BBC's Last Night of the Proms will be transmitted via DRM digital shortwave.

Posted: 21 Jul 2009   Print   Send a link
"BBC World Service brings you nine weekends of high quality performances from the UK's greatest classical music festival. The First Night of the Proms: 18 - 19 July ... Last Night of the Proms: 12-13 September. 12 September: live on digital shortwave (DRM)." BBCWS website, 18 July 2009.
     "The DRM Consortium Steering Board, which represents almost 100 members, affiliates and supporters, has welcomed the publication of the British Government’s strategic vision encompassed in the Digital Britain Report but has asked DRM to be made part of the digital radio framework for the UK." Digital Radio Mondiale (DRM) Consortium, 6 July 2009. The radio chapter of Digital Britain: The Final Report mentions DRM only three times, two of those in footnotes.

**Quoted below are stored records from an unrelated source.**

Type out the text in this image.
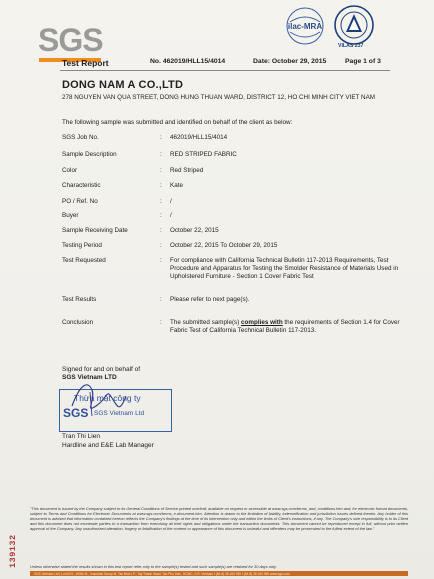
SGS	ilac-MRA
VILAS 237
Test Report	No. 462019/HLL15/4014	Date: October 29, 2015	Page 1 of 3
DONG NAM A CO.,LTD
278 NGUYEN VAN QUA STREET, DONG HUNG THUAN WARD, DISTRICT 12, HO CHI MINH CITY VIET NAM
The following sample was submitted and identified on behalf of the client as below:
SGS Job No.	: 462019/HLL15/4014
Sample Description	: RED STRIPED FABRIC
Color	: Red Striped
Characteristic	: Kate
PO / Ref. No	: /
Buyer	: /
Sample Receiving Date	: October 22, 2015
Testing Period	: October 22, 2015 To October 29, 2015
Test Requested	: For compliance with California Technical Bulletin 117-2013 Requirements, Test Procedure and Apparatus for Testing the Smolder Resistance of Materials Used in Upholstered Furniture - Section 1 Cover Fabric Test
Test Results	: Please refer to next page(s).
Conclusion	: The submitted sample(s) complies with the requirements of Section 1.4 for Cover Fabric Test of California Technical Bulletin 117-2013.
Signed for and on behalf of
SGS Vietnam LTD
Thừa mật công ty
SGS SGS Vietnam Ltd
Tran Thi Lien
Hardline and E&E Lab Manager
139132
"This document is issued by the Company subject to its General Conditions of Service printed overleaf, available on request or accessible at www.sgs.com/terms_and_conditions.htm and, for electronic format documents, subject to Terms and Conditions for Electronic Documents at www.sgs.com/terms_e-document.htm. Attention is drawn to the limitation of liability, indemnification and jurisdiction issues defined therein. Any holder of this document is advised that information contained hereon reflects the Company's findings at the time of its intervention only and within the limits of Client's instructions, if any. The Company's sole responsibility is to its Client and this document does not exonerate parties to a transaction from exercising all their rights and obligations under the transaction documents. This document cannot be reproduced except in full, without prior written approval of the Company. Any unauthorized alteration, forgery or falsification of the content or appearance of this document is unlawful and offenders may be prosecuted to the fullest extent of the law."
Unless otherwise stated the results shown in this test report refer only to the sample(s) tested and such sample(s) are retained for 30 days only.
SGS Vietnam Ltd | Lot III/21, 19/5A St., Industrial Group III, Tan Binh I.P., Tay Thanh Ward, Tan Phu Dist., HCMC, S.R. Vietnam t (84-8) 38 160 999 f (84-8) 38 160 996 www.sgs.com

     "Belgium-based TDPradio has expanded the reach of its dance music programming across Asia. The station, which aims to be a global broadcaster, has been broadcasting across Europe and the northeastern United States on shortwave since 2003. In July, TDPradio added transmissions to Asia from the CVC Network Ltd. shortwave site on the Cox Peninsula in Australia's Northern Territory. To help ensure high-quality audio via shortwave, TDPradio is using Digital Radio Mondiale (DRM) technology for its broadcasts. 'This station has something for all dance music lovers and it showcases how great music sounds when broadcasting using DRM,' stated TDPradio Program Manager Daniël Versmissen. The Asia broadcasts air 07:00–08:00 UTC on 17755 kHz across Asia." Radio World, 6 July 2009. TDPradio has no DJs or announcements. Just dance music, all at the same determined tempo, with rare lyrics. In stereo, it does give DRM shortwave a workout. I listen occasionally at 2300-2400 UTC via the Radio Canada International transmitter in Sackville, New Brunswick. Most evenings, the audio pops in and (to the dismay of all the dancers) out.
     I recently tried out the Uniwave Di-Wave DRM receiver for two evenings. Each evening it used up a set of four C-cell batteries, but it did receive DRM as well as my RFSpace SDR-IQ software defined receiver, which must be used with a PC and, for DRM reception, a second sound card. On the third evening, with its third set of batteries, the Uniwave refused to turn on. And so ended my trial of the Uniwave Di-Wave DRM receiver. It was a prototype, and sometimes the bugs are not yet worked out.